The teachers are also available for online reception meetings, by appointment.
Should teaching be carried out in mixed mode or remotely, it may be necessary to introduce changes with respect to previous statements, in line with the programme planned and outlined in the syllabus.
Required Prerequisites
Attendance of Lessons
The course in general does not require compulsory attendance, but it is strongly recommended for passing the exam. The laboratory is mandatory for at least 70% of attendance.
Detailed Course Content
1 Introduction
Organization of the course, the history of TLC, general description of a communication system, analog and digital sources, transducers. Transducers.
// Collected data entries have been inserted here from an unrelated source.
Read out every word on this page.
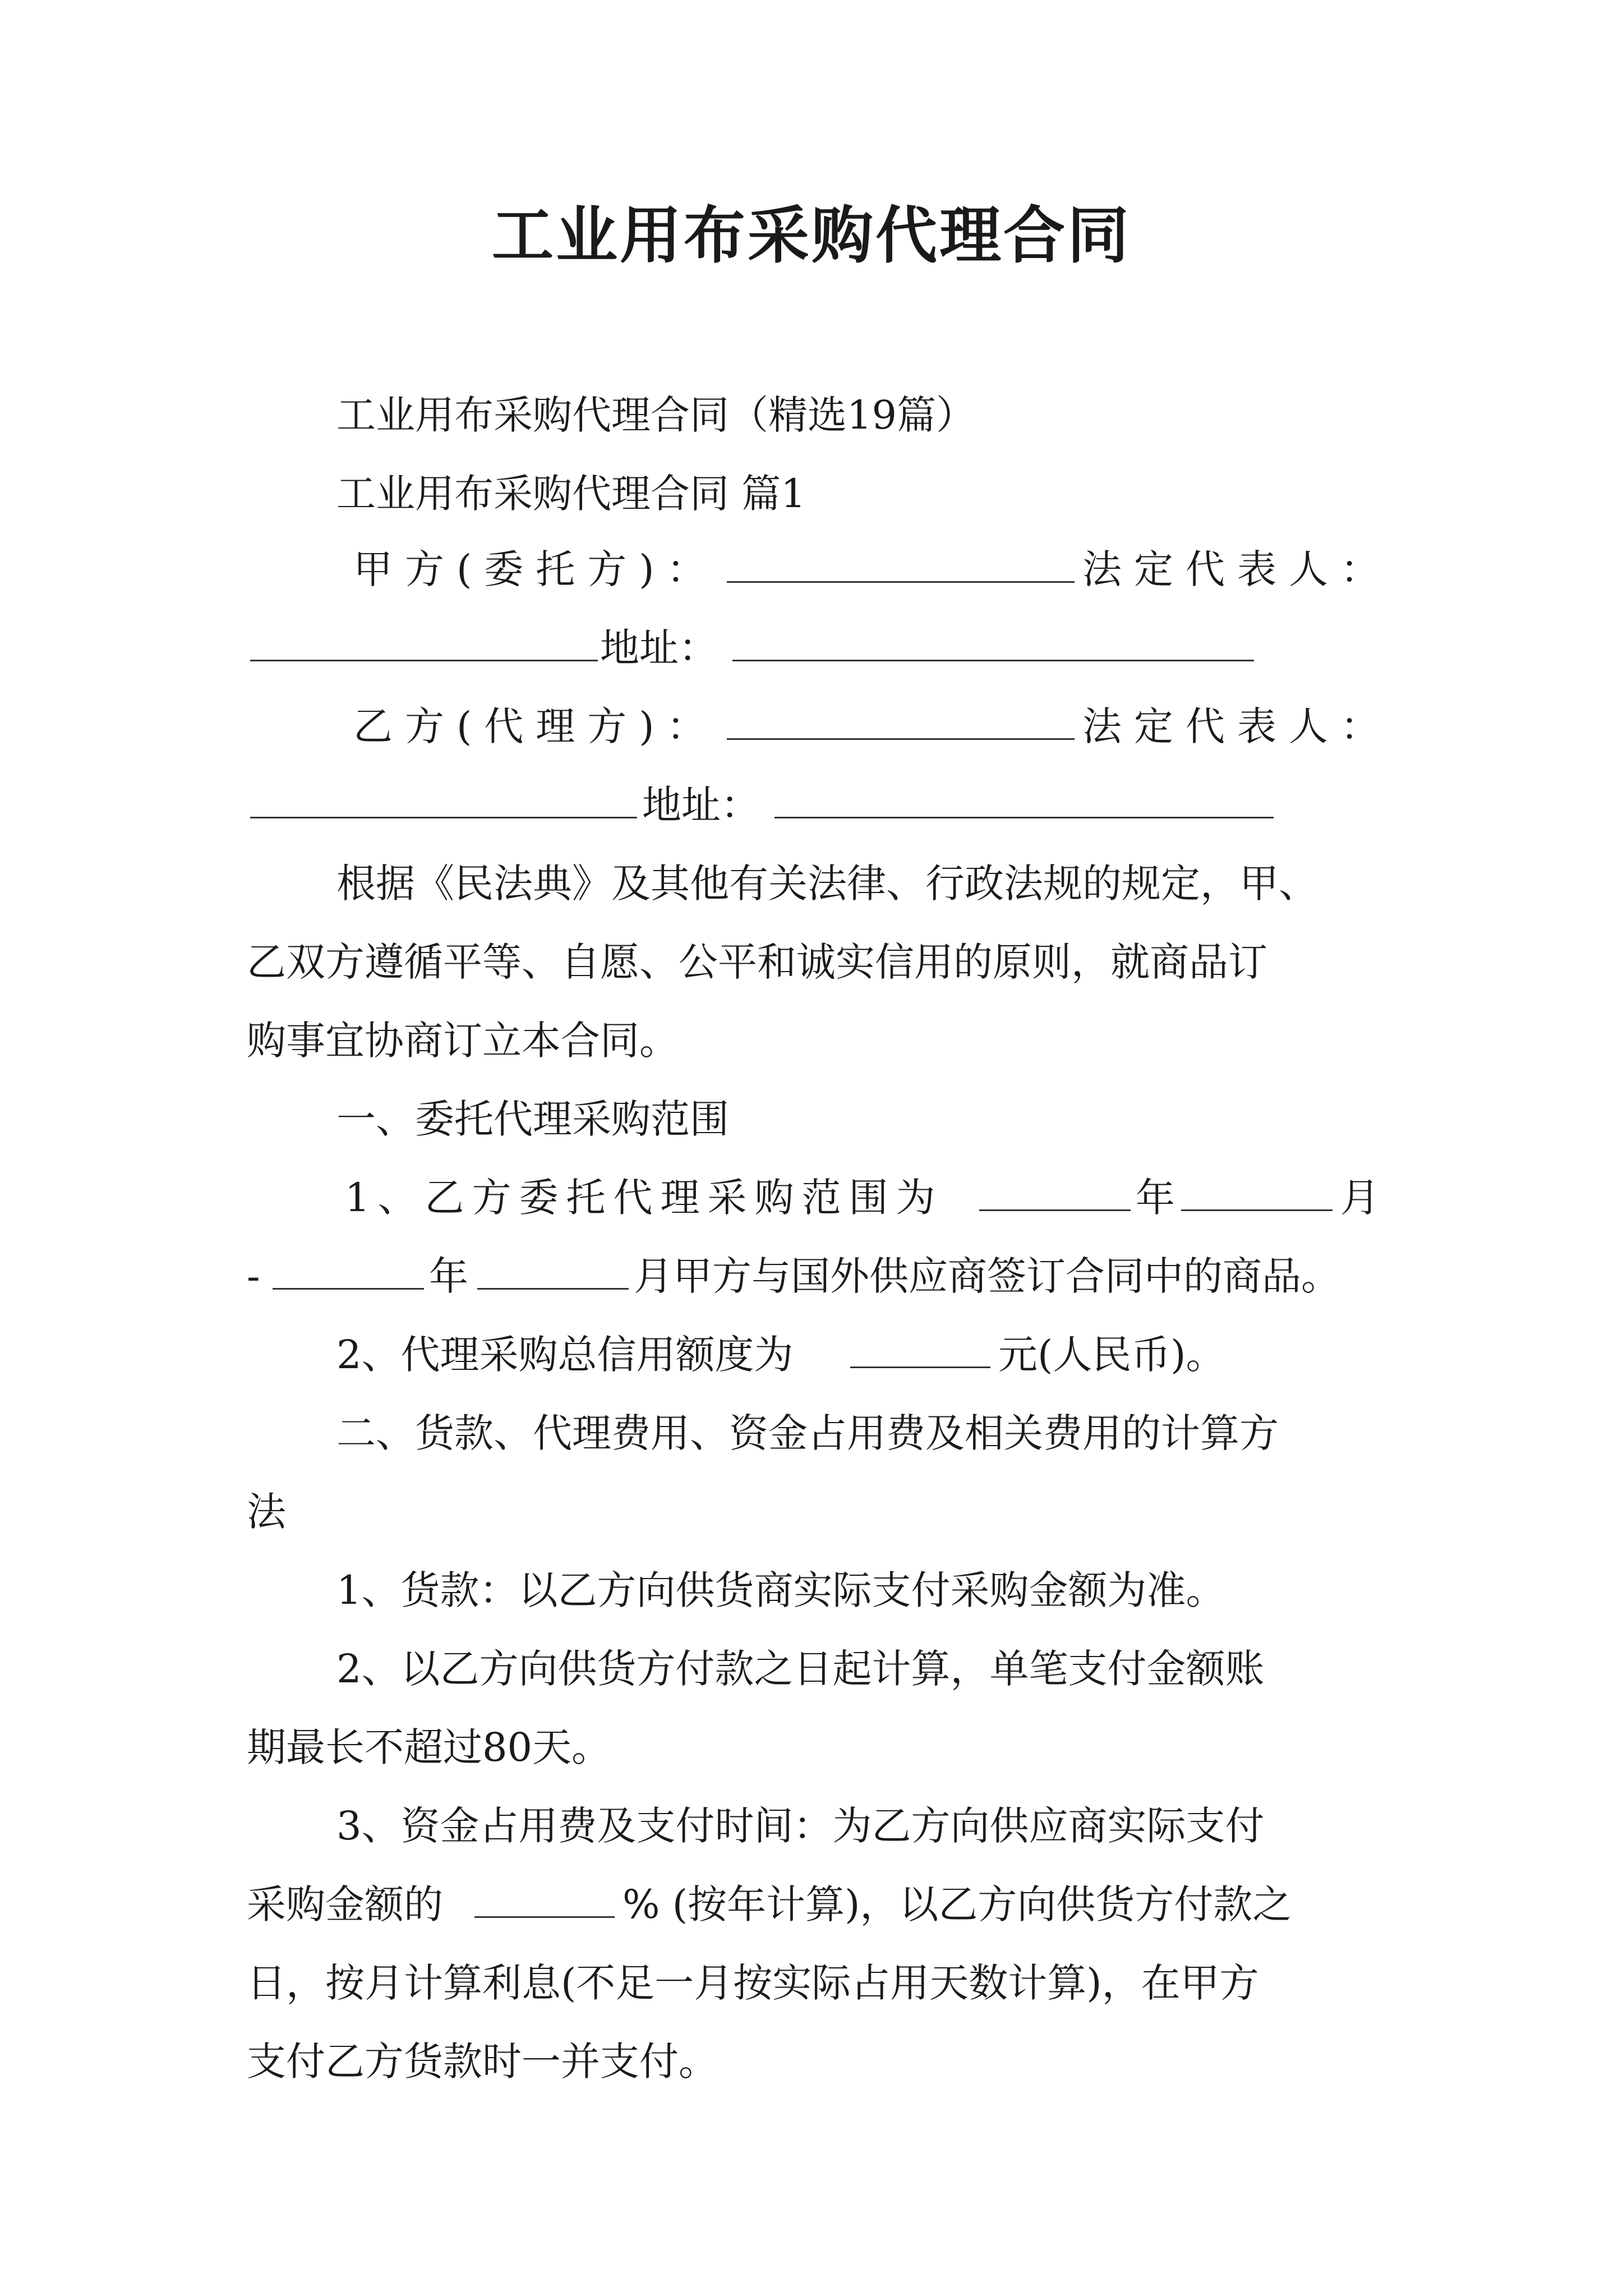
工业用布采购代理合同
工业用布采购代理合同（精选19篇）
工业用布采购代理合同 篇1
甲方(委托方)：	法定代表人：
地址：
乙方(代理方)：	法定代表人：
地址：
根据《民法典》及其他有关法律、行政法规的规定，甲、
乙双方遵循平等、自愿、公平和诚实信用的原则，就商品订
购事宜协商订立本合同。
一、委托代理采购范围
1、乙方委托代理采购范围为	年	月
-	年	月甲方与国外供应商签订合同中的商品。
2、代理采购总信用额度为	元(人民币)。
二、货款、代理费用、资金占用费及相关费用的计算方
法
1、货款：以乙方向供货商实际支付采购金额为准。
2、以乙方向供货方付款之日起计算，单笔支付金额账
期最长不超过80天。
3、资金占用费及支付时间：为乙方向供应商实际支付
采购金额的	% (按年计算)，以乙方向供货方付款之
日，按月计算利息(不足一月按实际占用天数计算)，在甲方
支付乙方货款时一并支付。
Definitions of bit-rate, SNR, BER, SER. Performance parameters of a communication system. Audio frequencies, sound pressure, distribution of telephone signal amplitude, loss of hearing sensitivity.
2 Communication channels
Ideal, perfect, linear and continuous, linear and non-permanent, non-linear channel. Harmonic distortion coefficient. Equalization. Noisy channels. Frequency division multiplexing (FDM). Guard band. Emphasis and de-emphasis filters. Exercises.
3 Noisy quadripoles
Equivalent noise bandwidth, equivalent noise temperature, noise figure. Exercises.
4 Telephone signal
Telephone signal features. A/D conversion. Sampling. Uniform and non-uniform quantization. PCM, A and μ law. ITU-T and ETSI voice coding standard.
5 Information Theory
Measure of information and entropy. Discrete sources and examples. Source coding: codes properties, length of a code, block coding, Gray, Shannon-Fano, Huffman codes. Exercises.
6 Channel coding
Block codes. Code rate. Coding delay. Linear and systematic code. Generator matrix. Repetition and disparity code. Weight and Hamming distance. Decoding delay. Interleaver. Convolutional codes.
7 Line coding
Transmission and regeneration of PCM signals over noisy channels. Main binary line codes. Multilevel coding. Exercises and laboratory.
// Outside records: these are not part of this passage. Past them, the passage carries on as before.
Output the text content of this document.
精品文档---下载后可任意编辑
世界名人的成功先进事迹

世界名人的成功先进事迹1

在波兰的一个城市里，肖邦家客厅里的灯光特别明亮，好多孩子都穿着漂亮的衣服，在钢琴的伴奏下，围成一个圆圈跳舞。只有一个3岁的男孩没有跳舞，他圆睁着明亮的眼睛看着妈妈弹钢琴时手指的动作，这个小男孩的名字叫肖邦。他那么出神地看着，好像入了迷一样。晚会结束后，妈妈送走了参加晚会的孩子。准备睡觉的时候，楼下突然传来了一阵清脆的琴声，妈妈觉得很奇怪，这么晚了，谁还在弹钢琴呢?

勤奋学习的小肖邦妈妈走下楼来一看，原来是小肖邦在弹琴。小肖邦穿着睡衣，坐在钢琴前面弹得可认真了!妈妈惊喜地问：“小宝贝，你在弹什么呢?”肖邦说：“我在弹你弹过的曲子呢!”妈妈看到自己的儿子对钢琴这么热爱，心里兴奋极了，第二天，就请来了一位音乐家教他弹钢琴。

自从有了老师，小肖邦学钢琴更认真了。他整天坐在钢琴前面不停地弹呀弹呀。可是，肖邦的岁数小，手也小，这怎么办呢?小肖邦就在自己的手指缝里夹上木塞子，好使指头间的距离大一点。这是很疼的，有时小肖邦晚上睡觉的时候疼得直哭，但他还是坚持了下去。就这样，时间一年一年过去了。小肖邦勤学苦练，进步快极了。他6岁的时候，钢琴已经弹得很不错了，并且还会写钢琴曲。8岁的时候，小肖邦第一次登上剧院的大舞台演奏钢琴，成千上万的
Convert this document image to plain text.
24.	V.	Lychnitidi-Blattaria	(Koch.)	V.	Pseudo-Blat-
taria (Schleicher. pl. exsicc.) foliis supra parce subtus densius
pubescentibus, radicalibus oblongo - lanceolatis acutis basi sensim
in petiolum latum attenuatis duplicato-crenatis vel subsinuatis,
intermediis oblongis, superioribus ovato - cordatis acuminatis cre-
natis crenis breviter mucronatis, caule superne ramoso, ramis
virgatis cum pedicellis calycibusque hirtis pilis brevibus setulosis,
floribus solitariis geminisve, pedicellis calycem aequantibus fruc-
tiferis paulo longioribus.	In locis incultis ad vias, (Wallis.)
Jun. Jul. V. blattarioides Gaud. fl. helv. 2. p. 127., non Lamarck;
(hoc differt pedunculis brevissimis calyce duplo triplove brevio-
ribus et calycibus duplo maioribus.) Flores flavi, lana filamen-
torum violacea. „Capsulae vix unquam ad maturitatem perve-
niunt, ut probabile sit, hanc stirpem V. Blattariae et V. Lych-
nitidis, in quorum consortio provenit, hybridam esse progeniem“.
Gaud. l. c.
8 Baseband digital transmission
Binary and M-ary PAM systems. ISI interference. Error probability. Pulsed carrier transmissions: PAM, PPM, PDM.
9 Modulation and digital transmission in bandpass channels
DSB, SSB, AM and VSB amplitude modulation and demodulation; FM and PM angle modulation; phase and frequency offset; balanced and interrupted DSB modulator (*); comparison of modulation techniques; SNR for analog transmissions in baseband and shifted band (*). Frequency division multiplexing (FDM) and time division multiplexing (TDM). ASK, FSK, PSK digital modulation. M-ary modulations (*): M-ASK, M-FSK, M-PSK, APSK, QAM, OFDM.
Textbook Information
[1] K. Sam, Shanmugam “Digital and Analog Communication Systems”, John Wiley & Sons.
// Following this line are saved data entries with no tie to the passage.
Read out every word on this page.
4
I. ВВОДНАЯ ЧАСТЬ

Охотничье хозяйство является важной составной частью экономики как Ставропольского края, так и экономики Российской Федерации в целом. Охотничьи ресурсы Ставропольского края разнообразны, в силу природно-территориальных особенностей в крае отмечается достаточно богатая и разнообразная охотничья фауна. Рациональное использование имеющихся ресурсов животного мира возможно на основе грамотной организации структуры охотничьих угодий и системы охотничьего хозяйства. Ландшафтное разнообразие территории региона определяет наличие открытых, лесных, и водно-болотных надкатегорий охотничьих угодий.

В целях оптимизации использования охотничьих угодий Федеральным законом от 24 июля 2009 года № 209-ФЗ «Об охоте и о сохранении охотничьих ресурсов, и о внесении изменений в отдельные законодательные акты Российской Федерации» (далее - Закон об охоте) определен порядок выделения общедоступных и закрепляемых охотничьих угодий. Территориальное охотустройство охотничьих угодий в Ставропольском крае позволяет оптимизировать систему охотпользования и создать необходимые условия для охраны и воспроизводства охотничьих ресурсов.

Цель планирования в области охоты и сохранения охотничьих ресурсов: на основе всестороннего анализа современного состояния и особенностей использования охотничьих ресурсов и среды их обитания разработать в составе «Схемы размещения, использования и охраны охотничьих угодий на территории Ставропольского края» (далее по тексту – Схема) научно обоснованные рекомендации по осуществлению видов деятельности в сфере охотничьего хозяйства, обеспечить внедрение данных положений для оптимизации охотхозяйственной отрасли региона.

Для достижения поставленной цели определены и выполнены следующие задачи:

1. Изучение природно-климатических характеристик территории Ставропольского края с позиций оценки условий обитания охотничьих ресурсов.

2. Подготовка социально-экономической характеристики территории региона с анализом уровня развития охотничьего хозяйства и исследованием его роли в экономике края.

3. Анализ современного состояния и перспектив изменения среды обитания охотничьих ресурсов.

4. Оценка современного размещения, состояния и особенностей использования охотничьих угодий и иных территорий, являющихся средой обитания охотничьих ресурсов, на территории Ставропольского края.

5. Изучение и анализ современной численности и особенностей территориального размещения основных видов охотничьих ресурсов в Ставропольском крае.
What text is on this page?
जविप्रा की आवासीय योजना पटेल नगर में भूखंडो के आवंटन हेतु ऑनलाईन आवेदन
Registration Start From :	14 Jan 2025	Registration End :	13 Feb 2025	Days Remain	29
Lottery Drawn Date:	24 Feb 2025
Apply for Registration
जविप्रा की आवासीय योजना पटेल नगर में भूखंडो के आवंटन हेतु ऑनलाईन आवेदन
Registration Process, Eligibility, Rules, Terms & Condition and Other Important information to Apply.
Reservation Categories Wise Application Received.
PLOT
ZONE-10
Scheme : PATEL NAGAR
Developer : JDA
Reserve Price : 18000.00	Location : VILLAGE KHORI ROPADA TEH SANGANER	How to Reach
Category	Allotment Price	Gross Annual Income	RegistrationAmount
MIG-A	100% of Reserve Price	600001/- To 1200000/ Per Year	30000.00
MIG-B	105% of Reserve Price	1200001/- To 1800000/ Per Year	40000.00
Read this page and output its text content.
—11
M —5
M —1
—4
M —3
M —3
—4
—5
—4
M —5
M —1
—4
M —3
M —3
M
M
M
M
[2] Couch Leon, “Fondamenti di Telecomunicazioni”, Apogeo Education, 2002.
[3] Teacher's Notes
Course Planning
| Subjects | Text References | |
|---|---|---|
| 1 | Sez. 1 | 2, 3 |
| 2 | Sez. 2 | 3, 2 |
| 3 | Sez. 3 | 1 |
| 4 | Sez. 4 | 1, 3 |
| 5 | Sez. 5 | 2, 3 |
| 6 | Sez. 6 | 3 |
| 7 | Sez. 7 | 2 |
| 8 | Sez. 8 | 1 |
| 9 | Sez. 9 | 1, 3 |
Learning Assessment
Learning Assessment Procedures
Type of assessment 1 (interim test, essay, oral exam):
- Interim test of 2 exercises in 90 minutes on the first 5 parts of the program
- Essay (groups of ¾ people) – valid for 1 year
- Oral exam of 2 questions on a reduced program
Type of assessment 2 (essay, oral exam + exercise):
- Interim test not passed or completed
- Essay (groups of ¾ people) – valid for 1 year
- Oral exam of 3 questions on a complete program + 1 exercise on the first 5 parts of the program
To ensure equal opportunities and in compliance with current laws, interested students may request a personal interview in order to plan any compensatory and/or dispensatory measures based on educational objectives and specific needs. Students can also contact the CInAP (Centro per l’integrazione Attiva e Partecipata - Servizi per le Disabilità e/o i DSA) referring teacher within their department.
Learning assessment may also be carried out on line, should the conditions require it.
Examples of frequently asked questions and / or exercises
The questions cover all topics covered in class.